Выбрать главу

Вот — законченный эгоцентрик, сознающий «равенство Бога и личности».

Искусство становится для него средством творить безсмертие:

«Сейчас как никогда ему было ясно, что искусство всегда, не переставая, занято двумя вещами. Оно неотступно размышляет о смерти и неотступно творит этим жизнь. Большое, истинное искусство, то, которое называется Откровением Иоанна, и то, которое его дописывает» (3,91–92).

Понимания Откровения как обещания безсмертия мы уже касались. А вот сознавание искусства как продолжения Божьего Откровения — это и есть то «новое христианское» понимание художественного творчества, которое Веденяпин (Пастернак) вывел из своего переосмысления Евангелия. Всё тот же ведь это антропоцентризм.

Судьба Юрия Живаго естественно накладывается на ту систему понятий, что сплетена узорами композиции романа. То же можно сказать и о судьбе Лары, этой «без старания красивой женщины» (3,487).

Она чужда Церкви, но чутка к «слову Божию о жизни» (3,51). Для Юрия Лара есть олицетворение жизни, радости жизни, безсмертия:

«А чем является она для него, как он только что выразился? О, на этот вопрос ответ всегда готов у него.

Вот весенний вечер на дворе. Воздух весь размечен звуками. Голоса играющих детей разбросаны в местах разной дальности, как бы в знак того, что пространство всё насквозь живое. И эта даль — Россия, его несравненная, за морями нашумевшая, знаменитая родительница, мученица, упрямица, сумасбродка, шалая, боготворимая, с вечно величественными и гибельными выходками, которых никогда нельзя предвидеть! О, как сладко существовать! Как сладко жить на свете и любить жизнь! О, как всегда тянет сказать спасибо самой жизни, самому существованию, сказать это им самим в лицо!

Вот это и есть Лара. С ними нельзя разговаривать, а она их представительница, их выражение, дар слуха и слова, дарованный безгласным началам существования» (3,385–386).

И то главное, что соединяет их обоих, — свобода, влекущая человека к безсмертию. Лара ощущает это даже у гроба возлюбленного:

«Веяние свободы и беззаботности, всегда исходившее от него, и сейчас охватило её» (3,492).

Пастернак дал своё понимание идеала эвдемонической культуры, свою «формулу счастья». Свобода и безсмертие, сопряжённые в романе с этим идеалом, совершенно иначе осмысляются в культуре сотериологической, но можно ли требовать того от художника, тяготеющего к секулярности, а если и к религиозности, то нецерковной? Православный читатель должен лишь учитывать те рамки, в которых пребывает система ценностей, отображённая в романе. Свобода и безсмертие в безсознательном и сознательном ощущении героев романа — суть свобода и безсмертие вне Бога.

Поэтому так двойственно противоречив сам жизненный путь заглавного персонажа. Собственно, на этом пути Юрий Живаго совершает ряд измен себе, своему назначению, впадая под конец в пассивное уныние. И это усиливает то трагическое звучание его судьбы, которое особенно оттенено гениальными стихами доктора.

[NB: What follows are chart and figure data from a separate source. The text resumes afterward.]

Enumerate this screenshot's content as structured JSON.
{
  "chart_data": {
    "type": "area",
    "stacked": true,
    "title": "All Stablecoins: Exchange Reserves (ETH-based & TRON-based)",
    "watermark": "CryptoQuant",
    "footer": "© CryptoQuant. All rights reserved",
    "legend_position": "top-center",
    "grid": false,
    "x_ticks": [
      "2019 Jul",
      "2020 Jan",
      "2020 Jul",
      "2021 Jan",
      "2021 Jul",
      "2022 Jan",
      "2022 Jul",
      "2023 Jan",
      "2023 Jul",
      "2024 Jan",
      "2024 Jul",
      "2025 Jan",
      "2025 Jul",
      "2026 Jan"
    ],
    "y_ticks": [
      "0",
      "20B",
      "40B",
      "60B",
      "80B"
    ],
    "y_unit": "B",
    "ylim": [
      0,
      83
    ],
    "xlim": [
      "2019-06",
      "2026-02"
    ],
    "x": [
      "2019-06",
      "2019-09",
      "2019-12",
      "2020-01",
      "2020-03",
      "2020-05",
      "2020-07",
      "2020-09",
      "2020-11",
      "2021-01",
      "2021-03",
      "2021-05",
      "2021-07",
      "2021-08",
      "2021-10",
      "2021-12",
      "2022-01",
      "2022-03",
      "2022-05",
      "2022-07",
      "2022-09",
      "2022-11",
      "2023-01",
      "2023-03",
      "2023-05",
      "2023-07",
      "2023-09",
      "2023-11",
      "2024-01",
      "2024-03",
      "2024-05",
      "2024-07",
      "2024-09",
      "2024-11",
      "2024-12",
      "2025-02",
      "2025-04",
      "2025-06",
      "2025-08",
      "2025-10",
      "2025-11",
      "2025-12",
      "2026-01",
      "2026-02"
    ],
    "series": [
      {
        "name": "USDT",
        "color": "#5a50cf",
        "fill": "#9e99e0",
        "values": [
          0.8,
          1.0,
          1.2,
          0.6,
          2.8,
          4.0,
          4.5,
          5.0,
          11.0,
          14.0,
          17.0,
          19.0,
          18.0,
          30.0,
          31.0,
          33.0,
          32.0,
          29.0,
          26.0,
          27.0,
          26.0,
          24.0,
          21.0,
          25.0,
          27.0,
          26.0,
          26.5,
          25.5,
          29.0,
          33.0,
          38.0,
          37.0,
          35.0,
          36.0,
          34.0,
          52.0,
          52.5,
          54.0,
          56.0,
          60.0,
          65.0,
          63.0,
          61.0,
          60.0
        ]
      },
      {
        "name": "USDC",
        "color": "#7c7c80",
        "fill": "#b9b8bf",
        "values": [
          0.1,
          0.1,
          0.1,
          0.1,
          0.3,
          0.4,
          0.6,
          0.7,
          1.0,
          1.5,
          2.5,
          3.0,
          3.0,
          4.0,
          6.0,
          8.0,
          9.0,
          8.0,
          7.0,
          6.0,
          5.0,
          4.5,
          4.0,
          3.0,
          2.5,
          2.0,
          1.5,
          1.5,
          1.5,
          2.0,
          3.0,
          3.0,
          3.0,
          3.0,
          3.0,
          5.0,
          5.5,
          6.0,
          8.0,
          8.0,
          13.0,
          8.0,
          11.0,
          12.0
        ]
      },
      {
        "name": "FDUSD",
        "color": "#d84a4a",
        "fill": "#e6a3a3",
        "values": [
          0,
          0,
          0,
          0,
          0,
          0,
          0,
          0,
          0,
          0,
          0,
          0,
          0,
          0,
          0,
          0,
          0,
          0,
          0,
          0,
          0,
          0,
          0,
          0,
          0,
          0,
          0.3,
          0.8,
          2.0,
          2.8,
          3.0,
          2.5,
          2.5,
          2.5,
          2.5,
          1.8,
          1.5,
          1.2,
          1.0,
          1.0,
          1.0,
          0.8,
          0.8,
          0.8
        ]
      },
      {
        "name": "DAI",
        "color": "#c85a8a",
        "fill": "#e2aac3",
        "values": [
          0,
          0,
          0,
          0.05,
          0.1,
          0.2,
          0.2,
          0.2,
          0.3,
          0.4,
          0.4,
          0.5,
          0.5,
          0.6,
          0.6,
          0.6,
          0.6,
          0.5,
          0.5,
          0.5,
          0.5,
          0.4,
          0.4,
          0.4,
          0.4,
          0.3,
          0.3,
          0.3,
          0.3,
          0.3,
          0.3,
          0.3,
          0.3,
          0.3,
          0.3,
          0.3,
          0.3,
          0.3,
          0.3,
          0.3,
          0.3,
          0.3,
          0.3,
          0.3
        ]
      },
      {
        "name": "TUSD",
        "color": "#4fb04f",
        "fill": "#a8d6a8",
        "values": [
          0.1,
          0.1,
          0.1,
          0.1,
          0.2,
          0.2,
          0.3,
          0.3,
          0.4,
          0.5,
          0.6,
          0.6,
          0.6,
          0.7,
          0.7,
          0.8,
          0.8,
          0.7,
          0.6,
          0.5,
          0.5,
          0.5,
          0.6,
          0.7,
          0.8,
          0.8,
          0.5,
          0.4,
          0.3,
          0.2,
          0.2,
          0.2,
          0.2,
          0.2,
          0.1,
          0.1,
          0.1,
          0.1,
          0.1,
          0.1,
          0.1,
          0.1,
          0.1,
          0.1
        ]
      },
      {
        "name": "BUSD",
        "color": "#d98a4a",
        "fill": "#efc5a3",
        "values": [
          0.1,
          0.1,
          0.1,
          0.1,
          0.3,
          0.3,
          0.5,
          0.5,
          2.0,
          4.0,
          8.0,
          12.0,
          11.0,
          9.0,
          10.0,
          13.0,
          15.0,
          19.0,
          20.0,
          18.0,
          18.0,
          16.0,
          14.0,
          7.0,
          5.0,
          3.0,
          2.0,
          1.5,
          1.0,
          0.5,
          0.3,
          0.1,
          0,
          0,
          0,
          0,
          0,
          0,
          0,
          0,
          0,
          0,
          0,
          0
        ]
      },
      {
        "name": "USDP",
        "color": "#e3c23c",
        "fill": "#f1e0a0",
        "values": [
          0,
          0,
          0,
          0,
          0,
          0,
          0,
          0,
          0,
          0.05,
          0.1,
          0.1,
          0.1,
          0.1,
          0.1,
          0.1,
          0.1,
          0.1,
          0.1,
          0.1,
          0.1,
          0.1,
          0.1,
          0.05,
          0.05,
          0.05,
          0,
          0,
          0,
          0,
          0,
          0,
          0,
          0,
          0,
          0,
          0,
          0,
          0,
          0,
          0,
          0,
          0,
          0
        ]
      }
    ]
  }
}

Его свобода и его безсмертие оказались запечатлёнными в той книге стихов Юрия, которая в завершающих строках романа наполняет Гордона и Дудорова ощущением счастья жизни:

«Состарившимся друзьям у окна казалось, что эта свобода души пришла, что именно в этот вечер будущее расположилось ощутимо внизу на улицах, что сами они вступили в это будущее и отныне в нём находятся. Счастливое, умилённое спокойствие за этот святой город и за всю землю, за доживших до этого вечера участников этой истории и их детей проникало их и охватывало неслышною музыкой счастья, разлившейся далеко кругом. И книжка в их руках как бы знала всё это и давала их чувствам поддержку и подтверждение» (3,510).

Так завершается прозаический текст романа. Затем как отдельная часть его идут двадцать пять стихотворений, подаренных автором своему герою.

Подаренных — и поэтому по этим стихам мы должны судить прежде о Юрии Живаго как о личности, и только во вторую очередь о его авторе. (Точно так же, как строки «Куда, куда вы удалились…» дают представление о характере Ленского, но не самого Пушкина: о Пушкине же судим по его отношению к Ленскому и его стихам.) Такова условность литературы.